Information Systems Integration – Tony Messina

Modern Prosthetics revolutionary or disruptive?

In class, we talked about disruptive technology and how a something can be “revolutionary” rather than disruptive. Prostheses have been around for a long time however in the past they were merely just imitations of missing body parts. These imitations did not function as your regular body parts and did not enable the wielder to operate like they once did. Modern prosthetic devices are lightweight and strong. They are made from newer materials such as advanced plastics and carbon fiber. The materials allow the prosthetics to be more controllable with functions such as gripping and walking. Newer prostheses are even enabling bionic movements with motors and sensors. However, is this technology only revolutionary or disruptive? Since most prostheses are covered by insurance, would people more likely to opt into bionic prostheses and eventually make it a norm?

2 Responses to Modern Prosthetics revolutionary or disruptive?

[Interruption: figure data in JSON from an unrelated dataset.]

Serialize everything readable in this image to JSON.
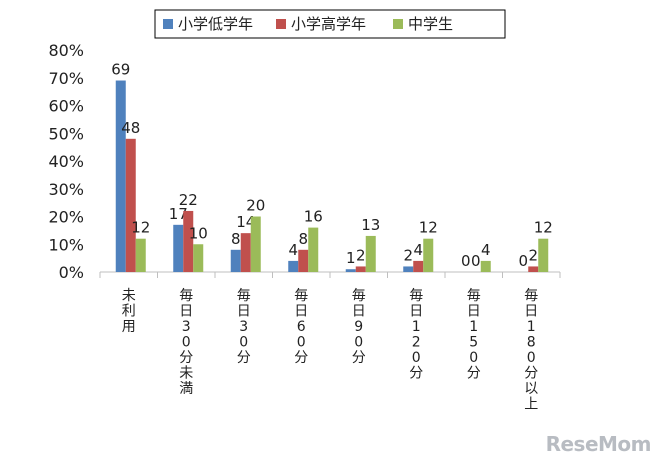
{
  "colors": {
    "series": [
      "#4f81bd",
      "#c0504d",
      "#9bbb59"
    ],
    "text": "#222222",
    "axis": "#bfbfbf",
    "legend_border": "#000000"
  },
  "watermark": "ReseMom",
  "chart_data": {
    "type": "bar",
    "title": "",
    "xlabel": "",
    "ylabel": "",
    "ylim": [
      0,
      80
    ],
    "yticks": [
      "0%",
      "10%",
      "20%",
      "30%",
      "40%",
      "50%",
      "60%",
      "70%",
      "80%"
    ],
    "grid": false,
    "legend_position": "top",
    "category_label_orientation": "vertical",
    "categories": [
      "未利用",
      "毎日30分未満",
      "毎日30分",
      "毎日60分",
      "毎日90分",
      "毎日120分",
      "毎日150分",
      "毎日180分以上"
    ],
    "series": [
      {
        "name": "小学低学年",
        "values": [
          69,
          17,
          8,
          4,
          1,
          2,
          0,
          0
        ]
      },
      {
        "name": "小学高学年",
        "values": [
          48,
          22,
          14,
          8,
          2,
          4,
          0,
          2
        ]
      },
      {
        "name": "中学生",
        "values": [
          12,
          10,
          20,
          16,
          13,
          12,
          4,
          12
        ]
      }
    ]
  }
}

  • I wouldn’t classify modern prosthetics as disruption because it doesn’t qualify for low-end or new-market disruption. New prosthetics are better quality than old ones, so they wouldn’t tie into low-end disruption. On the other hand, the creators of modern prosthetics are also not changing the market of people who require prosthetics either, so they wouldn’t classify as new-market disruption. Instead, I would think modern prosthetics to align most with sustaining innovation because its creators are taking old prosthetics from established markets and increasing quality and capability.

  • I agree with Adriana in that it is not disruptive. The new technology involved in prosthetics is revolutionizing the industry and I do believe that bionic movements with sensors and motors will be the new norm at some point but only once insurance companies begin to cover their use on a regular basis.